The DataRush Libraries and Tool Support
DataRush (the libraries, tools, APIs, and the engine itself) is available as a set of JAR files. In fact, this is how DataRush supports application embedding. It also allows you to easily package and deploy DataRush applications to servers in your production environment. Supported environments include Windows, Solaris (x86 and SPARC), Linux, HP-UX, and IBM AIX. (Author Note: Although it's not officially supported, DataRush installed and ran perfectly well on my Intel-based Mac as well.)
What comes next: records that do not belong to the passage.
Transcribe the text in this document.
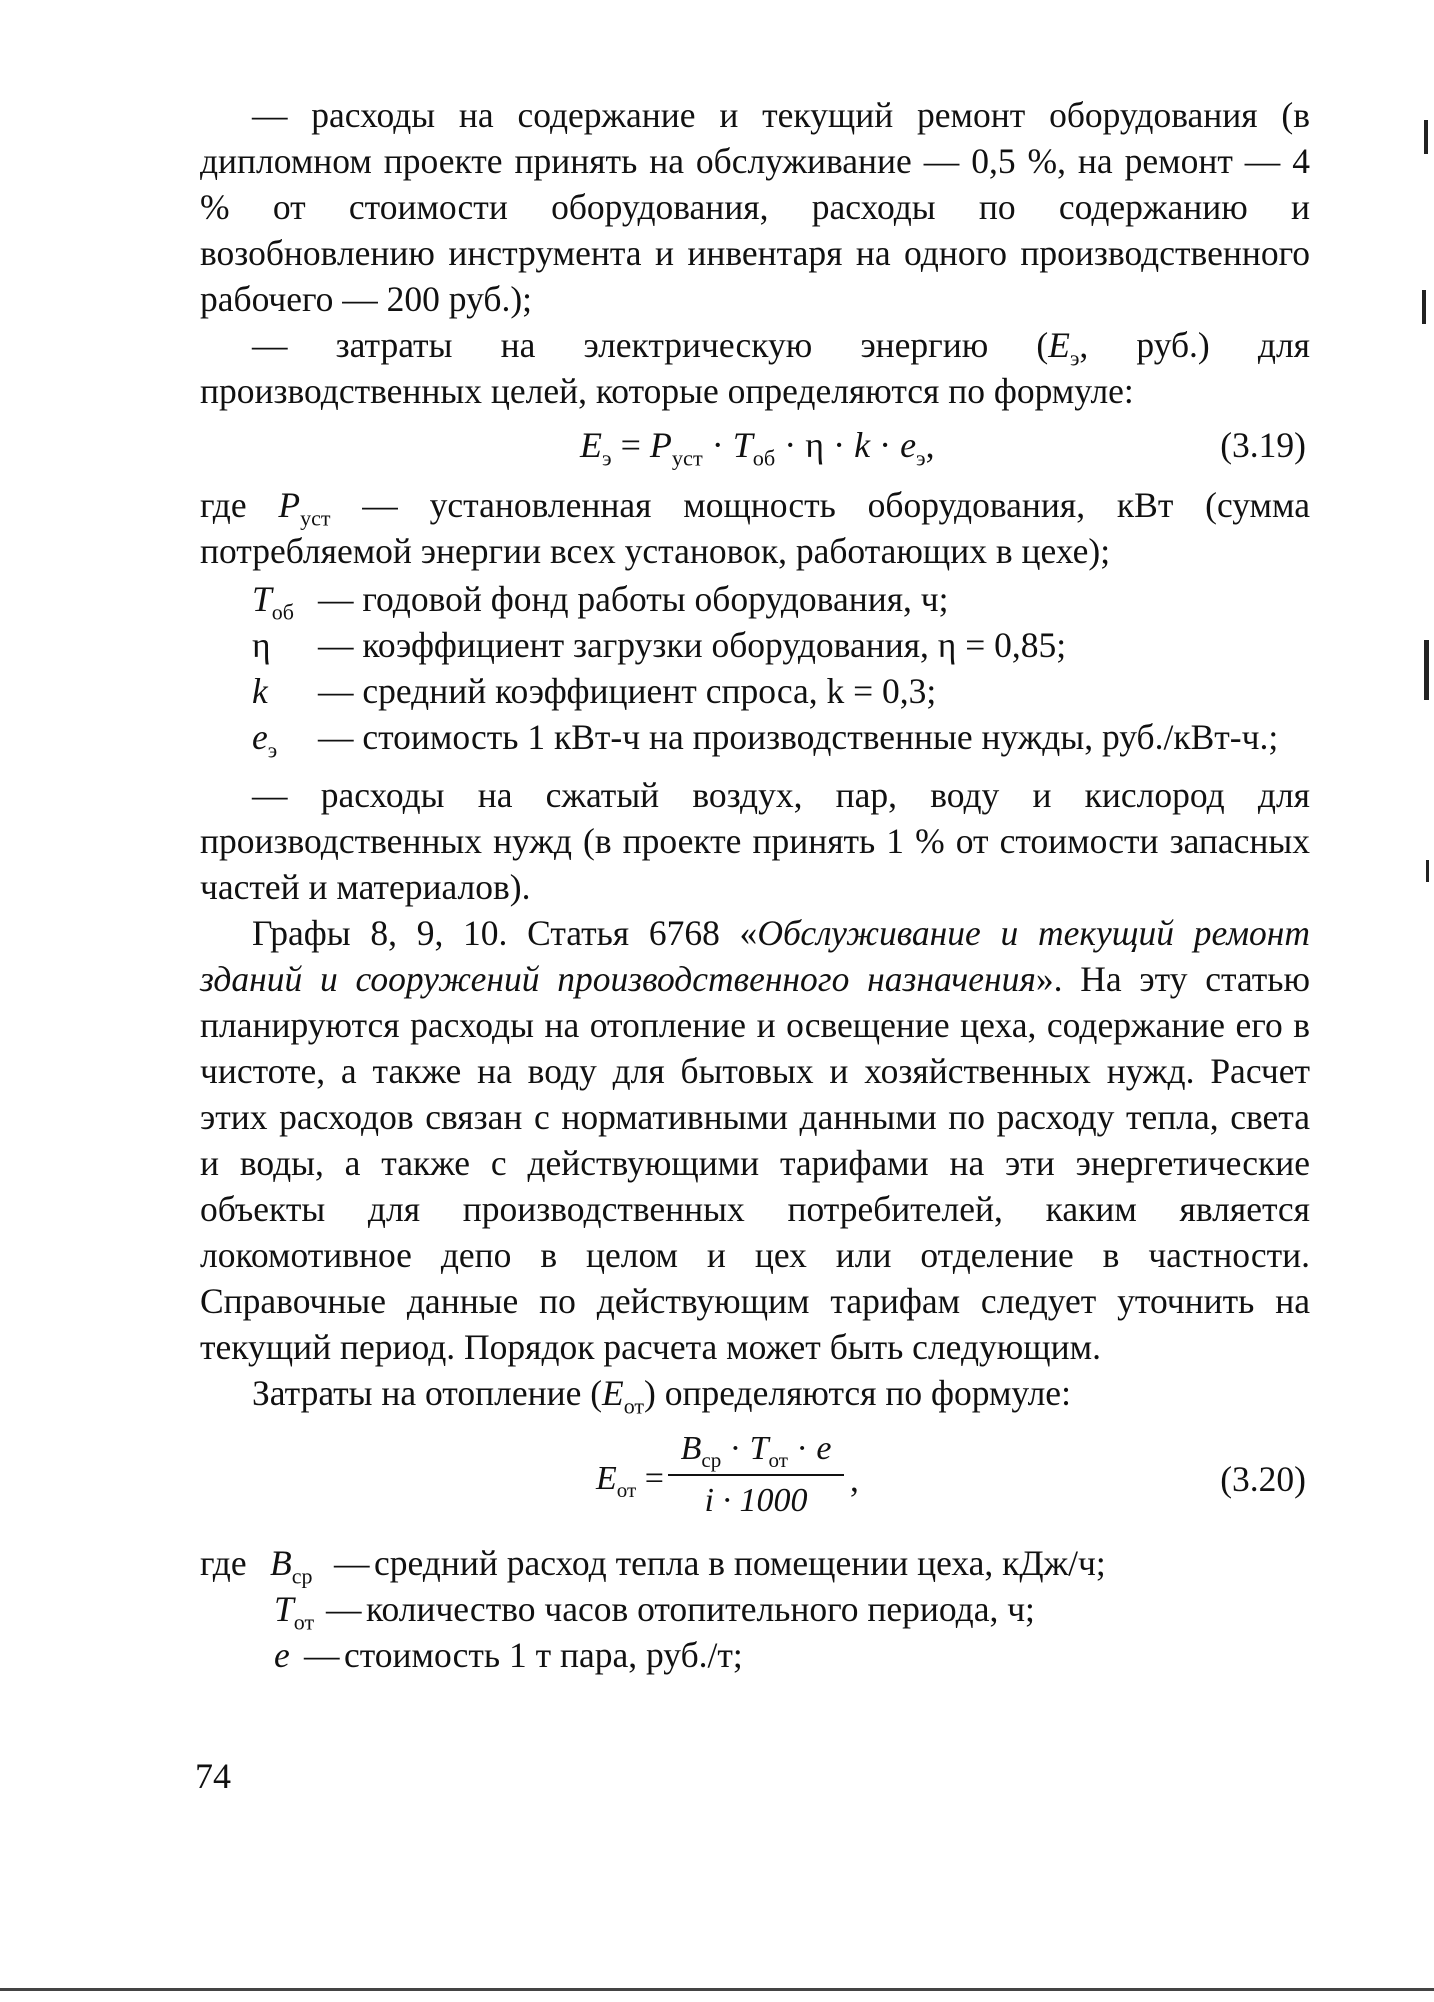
— расходы на содержание и текущий ремонт оборудования (в дипломном проекте принять на обслуживание — 0,5 %, на ремонт — 4 % от стоимости оборудования, расходы по содержанию и возобновлению инструмента и инвентаря на одного производственного рабочего — 200 руб.);

— затраты на электрическую энергию ($E_э$, руб.) для производственных целей, которые определяются по формуле:

$E_э = P_{уст} \cdot T_{об} \cdot \eta \cdot k \cdot e_э$,	(3.19)

где $P_{уст}$ — установленная мощность оборудования, кВт (сумма потребляемой энергии всех установок, работающих в цехе);

$T_{об}$ — годовой фонд работы оборудования, ч;
η — коэффициент загрузки оборудования, η = 0,85;
k — средний коэффициент спроса, k = 0,3;
$e_э$ — стоимость 1 кВт-ч на производственные нужды, руб./кВт-ч.;

— расходы на сжатый воздух, пар, воду и кислород для производственных нужд (в проекте принять 1 % от стоимости запасных частей и материалов).

Графы 8, 9, 10. Статья 6768 «Обслуживание и текущий ремонт зданий и сооружений производственного назначения». На эту статью планируются расходы на отопление и освещение цеха, содержание его в чистоте, а также на воду для бытовых и хозяйственных нужд. Расчет этих расходов связан с нормативными данными по расходу тепла, света и воды, а также с действующими тарифами на эти энергетические объекты для производственных потребителей, каким является локомотивное депо в целом и цех или отделение в частности. Справочные данные по действующим тарифам следует уточнить на текущий период. Порядок расчета может быть следующим.

Затраты на отопление $(E_{от})$ определяются по формуле:

$E_{от}$ =
$B_{ср} \cdot T_{от} \cdot e$
i · 1000
,	(3.20)
где $B_{ср}$ — средний расход тепла в помещении цеха, кДж/ч;
$T_{от}$ — количество часов отопительного периода, ч;
e — стоимость 1 т пара, руб./т;
74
DataRush includes a library of precompiled operators that you can use when creating your own operators and assemblies. Operators exist to perform data reads and writes on flat files, XML, and relational databases, along with generic logic processing. These operators serve as building blocks for you to reuse, and they reduce the need to implement these common tasks.
In terms of application development, DataRush comes with an Eclipse plug-in that works with the Eclipse IDE as well as the Eclipse Graphical Editing Framework (GFE). The end result is support for DataRush-specific projects with visual modeling and editing of parallel processing tasks (see Figure 9).
You can build, run, and test outside of Eclipse as well, as DataRush integrates with command-line tools such as Ant and unit-test frameworks such as JUnit. DataRush-specific Ant tasks to build and test custom DataRush applications are included in a JAR file. This allows you to automate all aspects of your application builds, including the execution of DataRush test suites.
A Sample DataRush Application
DataRush comes with multiple sample applications to get you started. This section discusses the "New Fields" sample application, as it contains both XML and Java operators. The application loads data from an input file (specified as a property) and reads three fields that make up a simulated sale: a date, a dollar amount, and a product ID. This portion of the processing is completely specified in the DFXML assemblies. The Java portion is an operator that computes the day of the week based upon a date as input. The output of this operator is combined with the sales data, along with a new record identifier generated at processing time, and then written to an output file.
Listing 3 contains the complete assembly definition DFXML file for this application. At the top of the file, properties are defined that control overall processing. Some of the important properties are:
- inputFileName: the name and path to read the incomplete sales data
- outputFileName: the name and path to write the completed sales data (with fields added)
- startRowID: a starting identifier for new rows written to the output file
- fieldSeparator: the delimiter character or string used as a separator in the input file
The next section in the assembly specification describes the individual assembly operators and one process for the Java object. Some of these are:
- read (operator): uses the ReadDelimitedText operator in the DataRush operator library to read the input file
- genRowID (operator): uses the GeneratedArithmeticSequence operator to generate unique output row identifiers
- dayOfWeek (process and operator): defines a custom operator, implemented as a Java class, that specifies a DATE as its input and an integer as its output, which is linked to the read operator's input
The remaining sections of the specification link operator output and input ports, thereby defining a complete application dataflow.
Build the Sample Application
Building the application is a two-step process, but you can combine both steps via an Ant script or an Eclipse project. First, from within the DataRush samples directory, compile the Java code with the following command:
> javac -d build/classes -classpath ../dfre/lib/dfreapi.jar
Next, run the DataRush Assembler on the assembly specification:
> dfa -d build/classes -sp src src/example/newfields/NewFieldsTextFile.df.xml
Although the specification is split across two .df.xml files, both are assembled into binaries because one references the other.
Run the Sample Application
After a successful application build, you can run the application with the DataRush Engine. You must include a properties file that specifies the path to the input and output files (included with the sample). This is done with the following command:
> dfe -cp build/classes -pf newfields.properties
When executed, the sample application will write its data to the output file, NewFieldsSampleOutput.txt (see Listing 4).
To experience firsthand the benefits of using DataRush and the pipeline parallelism it employs, I ran this sample on both a 1.83 GHz Core Duo processor (dual-core) system and a single core (but faster) 3GHz Pentium 4 system. The application completed in 2.011 seconds on the dual-core machine, while it took 5.1 seconds on the Pentium 4. I was impressed by how even a simple application gained much higher throughput on a multi-core machine.
Parallel Computing Comes to the Development Process
Just as multi-core computing has brought affordable parallel-processing computers to the fore, Pervasive DataRush has brought parallel computing to the Java community in a comprehensive, easy-to-use package. DataRush solves the complex problems associated with developing applications that utilize multi-CPU, symmetrical multi-processing systems, and it comes in a reusable form that you can leverage in all your applications without rewriting all your code.